9: The rump - Which in sheep is fat, and sweet, and in these parts was very much larger and better than ours.

11: Burnt it - The parts now mentioned; the rest fell to the priest,(Le 7:31). The food - That is, the fuel of the fire, or the matter of the offering. It is called food, Heb. bread, to note God's acceptance of it, and delight in it; as men delight in their food.

16: Shall burn them - The parts mentioned, among which the tail is not one, as it was in the sheep. because that in goats is a refuse part. All the fat - This is to be limited,

  1. To those beasts, which were offered or offerable in sacrifice, as it is explained, (Le 7:23,25).
  2. To that kind of fat which is above - mentioned, and required to be offered, which was separated, or easily separable from the flesh for the fat which was here and there mixed with the flesh they might eat.
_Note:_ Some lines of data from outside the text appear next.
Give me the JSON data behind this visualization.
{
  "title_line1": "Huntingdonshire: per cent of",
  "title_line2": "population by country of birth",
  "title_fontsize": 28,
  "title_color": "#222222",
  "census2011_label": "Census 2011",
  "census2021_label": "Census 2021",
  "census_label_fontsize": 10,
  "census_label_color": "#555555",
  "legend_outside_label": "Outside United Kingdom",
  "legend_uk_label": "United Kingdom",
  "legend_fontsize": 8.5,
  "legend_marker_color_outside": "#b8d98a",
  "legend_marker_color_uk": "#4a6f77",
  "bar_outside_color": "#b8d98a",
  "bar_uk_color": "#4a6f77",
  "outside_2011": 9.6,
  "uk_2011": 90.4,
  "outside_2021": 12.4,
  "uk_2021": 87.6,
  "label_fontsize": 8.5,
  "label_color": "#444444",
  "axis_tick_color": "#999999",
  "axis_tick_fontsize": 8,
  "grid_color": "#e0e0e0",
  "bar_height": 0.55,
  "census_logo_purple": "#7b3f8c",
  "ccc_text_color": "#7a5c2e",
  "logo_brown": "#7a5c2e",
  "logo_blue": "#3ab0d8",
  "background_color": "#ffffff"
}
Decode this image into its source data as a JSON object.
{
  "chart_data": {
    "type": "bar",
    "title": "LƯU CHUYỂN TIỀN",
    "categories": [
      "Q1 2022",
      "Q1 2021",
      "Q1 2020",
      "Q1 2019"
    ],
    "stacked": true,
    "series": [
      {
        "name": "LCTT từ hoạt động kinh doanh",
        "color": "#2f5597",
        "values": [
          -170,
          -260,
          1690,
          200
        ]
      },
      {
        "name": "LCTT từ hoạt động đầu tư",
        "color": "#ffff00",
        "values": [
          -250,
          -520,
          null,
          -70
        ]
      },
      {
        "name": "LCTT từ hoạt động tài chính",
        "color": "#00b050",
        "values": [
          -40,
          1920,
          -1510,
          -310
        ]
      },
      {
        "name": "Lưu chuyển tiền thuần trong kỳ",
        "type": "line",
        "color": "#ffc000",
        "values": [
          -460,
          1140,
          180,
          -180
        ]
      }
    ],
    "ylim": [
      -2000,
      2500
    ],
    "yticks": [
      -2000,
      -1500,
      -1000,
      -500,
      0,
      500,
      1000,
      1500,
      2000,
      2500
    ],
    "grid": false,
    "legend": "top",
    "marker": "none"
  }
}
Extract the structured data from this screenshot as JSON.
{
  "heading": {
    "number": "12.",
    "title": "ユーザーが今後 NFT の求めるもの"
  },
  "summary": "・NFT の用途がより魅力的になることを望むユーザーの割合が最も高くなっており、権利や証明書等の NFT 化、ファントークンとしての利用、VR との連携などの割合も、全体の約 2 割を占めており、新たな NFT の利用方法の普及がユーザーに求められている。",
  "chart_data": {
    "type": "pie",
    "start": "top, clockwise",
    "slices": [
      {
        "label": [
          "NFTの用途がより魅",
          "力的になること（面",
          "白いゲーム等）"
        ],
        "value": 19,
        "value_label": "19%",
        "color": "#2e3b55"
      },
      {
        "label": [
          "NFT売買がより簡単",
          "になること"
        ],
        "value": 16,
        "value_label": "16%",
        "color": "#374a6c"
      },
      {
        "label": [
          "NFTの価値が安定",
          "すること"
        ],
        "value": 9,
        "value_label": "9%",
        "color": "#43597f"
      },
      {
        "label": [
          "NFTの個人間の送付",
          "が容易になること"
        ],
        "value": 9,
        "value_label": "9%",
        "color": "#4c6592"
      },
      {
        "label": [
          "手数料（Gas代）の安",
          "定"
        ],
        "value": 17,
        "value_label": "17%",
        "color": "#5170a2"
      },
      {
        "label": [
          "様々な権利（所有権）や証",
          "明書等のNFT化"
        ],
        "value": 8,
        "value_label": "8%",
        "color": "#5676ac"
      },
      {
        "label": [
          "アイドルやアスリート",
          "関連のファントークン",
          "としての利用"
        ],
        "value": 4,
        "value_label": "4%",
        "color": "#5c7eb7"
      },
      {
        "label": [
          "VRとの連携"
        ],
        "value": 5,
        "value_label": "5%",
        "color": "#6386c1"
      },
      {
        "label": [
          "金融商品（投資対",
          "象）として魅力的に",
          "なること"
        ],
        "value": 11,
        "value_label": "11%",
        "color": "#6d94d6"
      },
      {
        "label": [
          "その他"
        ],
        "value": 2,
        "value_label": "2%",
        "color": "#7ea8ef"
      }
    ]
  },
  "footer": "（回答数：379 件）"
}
17: All your dwellings - Not only at or near the tabernacle, not only of those beasts which you actually sacrifice, but also in your several dwellings, and of all that kind of beasts. Fat - Was forbidden,

  1. To preserve the reverence of the holy rites and sacrifices.
  2. That they might be taught hereby to acknowledge God as their Lord, and the Lord of all the creatures, who might reserve what he pleased to himself.
  3. To exercise them in obedience to God, and self - denial and mortification of their appetites, even in those things which probably many of them would much desire. Blood - Was forbidden partly to maintain reverence to God and his worship; partly out of opposition to idolaters, who used to drink the blood of their sacrifices; partly with respect to Christ's Blood, thereby manifestly signified. God would not permit the very shadows of this to be used as a common thing. Nor will he allow us, tho' we have the comfort of the atonement made, to assume to ourselves any share in the honour of making it.